Als Bäckerssohn in Zürich entdeckte er die Welt der Bücher und wurde zu einem der besten Kenner der mittelalterlichen Mystik: Der Germanist Alois M. Haas ist 90-jährig gestorben.
Er sei ein schwieriges Kind gewesen, erzählte Alois Haas vor anderthalb Jahren in einem Gespräch mit der NZZ. Der Mutter sei es manchmal zu viel geworden. In der Schule seien Prügeleien an der Tagesordnung gewesen. In der Zürcher Altstadt, wo Haas aufwuchs, wohnten damals die armen Leute. Auf den Gassen trieben sich Clochards und Kleinkriminelle herum.

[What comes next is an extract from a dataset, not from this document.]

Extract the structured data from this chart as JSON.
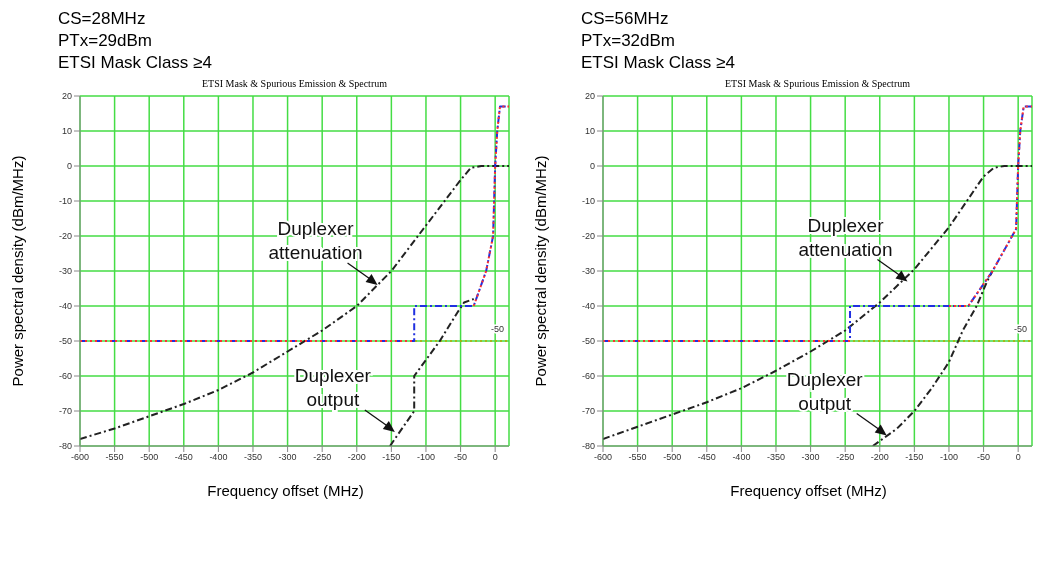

Haas’ Eltern betrieben eine Bäckerei und hatten keine Zeit, sich darum zu kümmern, was die Kinder den ganzen Tag machten.

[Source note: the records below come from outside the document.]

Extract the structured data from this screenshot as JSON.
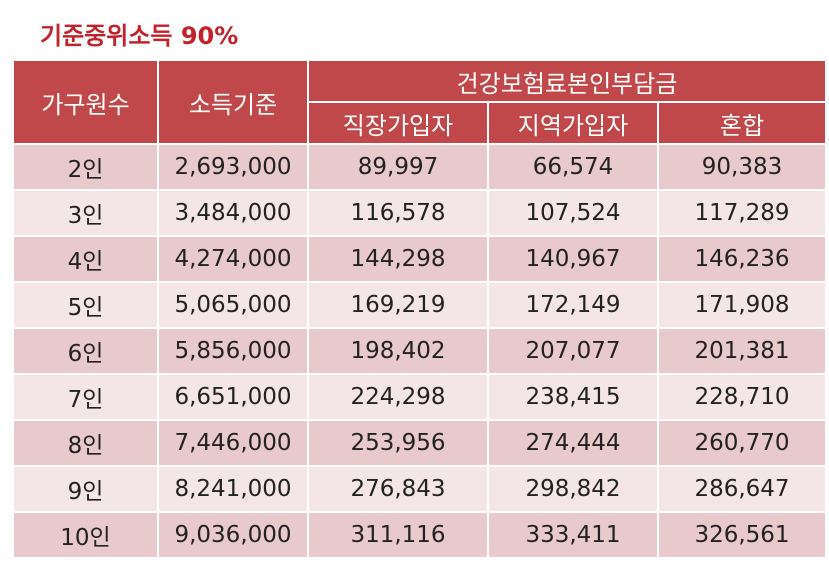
{
  "title": "기준중위소득 90%",
  "table": {
    "headers": {
      "household": "가구원수",
      "income": "소득기준",
      "premium_group": "건강보험료본인부담금",
      "employee": "직장가입자",
      "regional": "지역가입자",
      "mixed": "혼합"
    },
    "rows": [
      {
        "household": "2인",
        "income": "2,693,000",
        "employee": "89,997",
        "regional": "66,574",
        "mixed": "90,383"
      },
      {
        "household": "3인",
        "income": "3,484,000",
        "employee": "116,578",
        "regional": "107,524",
        "mixed": "117,289"
      },
      {
        "household": "4인",
        "income": "4,274,000",
        "employee": "144,298",
        "regional": "140,967",
        "mixed": "146,236"
      },
      {
        "household": "5인",
        "income": "5,065,000",
        "employee": "169,219",
        "regional": "172,149",
        "mixed": "171,908"
      },
      {
        "household": "6인",
        "income": "5,856,000",
        "employee": "198,402",
        "regional": "207,077",
        "mixed": "201,381"
      },
      {
        "household": "7인",
        "income": "6,651,000",
        "employee": "224,298",
        "regional": "238,415",
        "mixed": "228,710"
      },
      {
        "household": "8인",
        "income": "7,446,000",
        "employee": "253,956",
        "regional": "274,444",
        "mixed": "260,770"
      },
      {
        "household": "9인",
        "income": "8,241,000",
        "employee": "276,843",
        "regional": "298,842",
        "mixed": "286,647"
      },
      {
        "household": "10인",
        "income": "9,036,000",
        "employee": "311,116",
        "regional": "333,411",
        "mixed": "326,561"
      }
    ]
  },
  "colors": {
    "title": "#c0232b",
    "header_bg": "#c0474a",
    "row_dark": "#e8c9cc",
    "row_light": "#f4e5e6"
  }
}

Dass er einmal Literaturwissenschafter werden würde, ein international renommierter Experte für mittelalterliche Mystik, das hätte Alois Maria Haas damals nicht geahnt. Obwohl er schon als Kind Bücher liebte. Sobald er lesen konnte, ging für ihn eine neue Welt auf. Im elterlichen Haushalt gab es kaum Bücher. Haas las, was er in die Finger bekam. Jugendbücher, aber auch Schundromane, die er für ein paar Rappen bei einem Händler erstand.
Als er zwölf war, schickten ihn die Eltern in die Stiftsschule nach Engelberg. Das war ein anderes Leben. Der Tagesablauf war streng geregelt. Vor dem Unterricht war stilles Studium vorgeschrieben, nach dem Mittagessen gab es eine Stunde Freizeit, dann wieder Unterricht und Studium. Haas war begeistert. Endlich hatte er einen Schreibtisch, an dem er in Ruhe arbeiten konnte. Und Zeit zum Lesen.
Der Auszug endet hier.